The three are conducting a study on methods of language instruction and the relationship between language and citizenship with a Levitt Summer Group Research Grant under the direction of Associate Professor of Anthropology Chaise LaDousa. Their work includes the classroom instruction of adult students of all ages from countries including Burma, Thailand, Vietnam, Bosnia, Poland and Brazil, as well as recording of in-class field notes and conducting student interviews. The researchers are working closely with LaDousa, who hopes to integrate materials from this project into his upcoming course Ethnography of Literacy and Visual Language, and to secure a grant from the Spencer Foundation to allow for a continuation of this summer’s research.
One of the group’s key goals was to investigate the relationship between citizenship and English as a Second Language (ESL) by learning why students at the BOCES center chose to pursue their studies. Because the classes taught by the Hamilton students are adult day classes, many of their students choose to forgo work and childcare responsibilities in order to attend English classes, indicating that the process of learning English often requires significant commitment and sacrifice.
Based on their interviews and classroom interactions, the three student researchers found that the reasons immigrants chose to pursue English language studies are highly varied, ranging from pragmatic desires, such as better employment opportunities, to less tangible desires, such as the need to feel like part of the community. Still others pursued English language studies simply because they felt it was the “right thing to do,” such as one woman who stated that she felt a sense of duty to learn English because immigrants arriving in her native country were expected to learn the national language.
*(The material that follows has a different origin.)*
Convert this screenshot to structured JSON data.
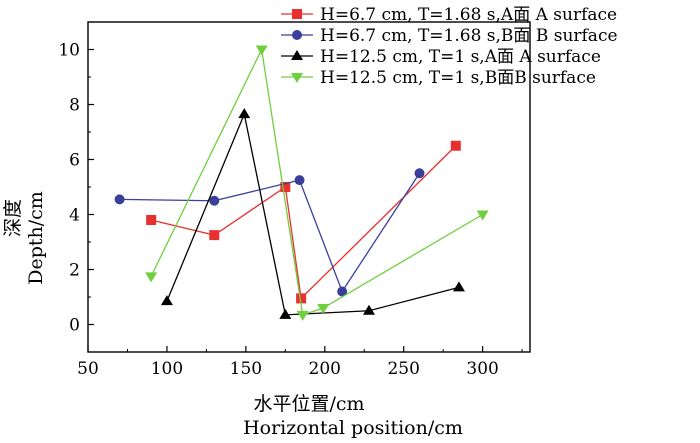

While the three found their research to be both compelling and interesting, their time spent teaching turned out to be the most rewarding element of their project. Because attendance at BOCES classes is optional, classes often varied in size from just a few students to more than 15 and nearly always included a different mix of students. Because of this, the three researchers realized that they needed to follow an unstructured curriculum, and therefore focused on making the classes as conversational as possible.
The benefit of this approach – in addition to making the classes enjoyable and easy for the students to follow – was that it allowed Zahm, Segura and Parker Zielinski to gain a better understanding of their students’ backgrounds and life stories. Parker Zielinski noted that the experience of getting to know her students and the struggles they had faced and overcome was a particularly humbling experience.
Although their research is almost at an end, Zahm, Segura and Parker Zielinski have yet to determine how to approach their concluding paper. The sheer volume of classroom observation notes, interview transcripts and outside research they’ve accumulated provides the group with more information than can be summarized in one paper. Fortunately, this leaves the opportunity for further conclusions to be drawn on the topic by future linguistics researchers.
Zahm is a graduate of Orchard Park High School, Parker Zielinski graduated from Charles O. Dickerson High School (N.Y.) and Segura is a graduate of St. Ignatius College Prep School (Ill.).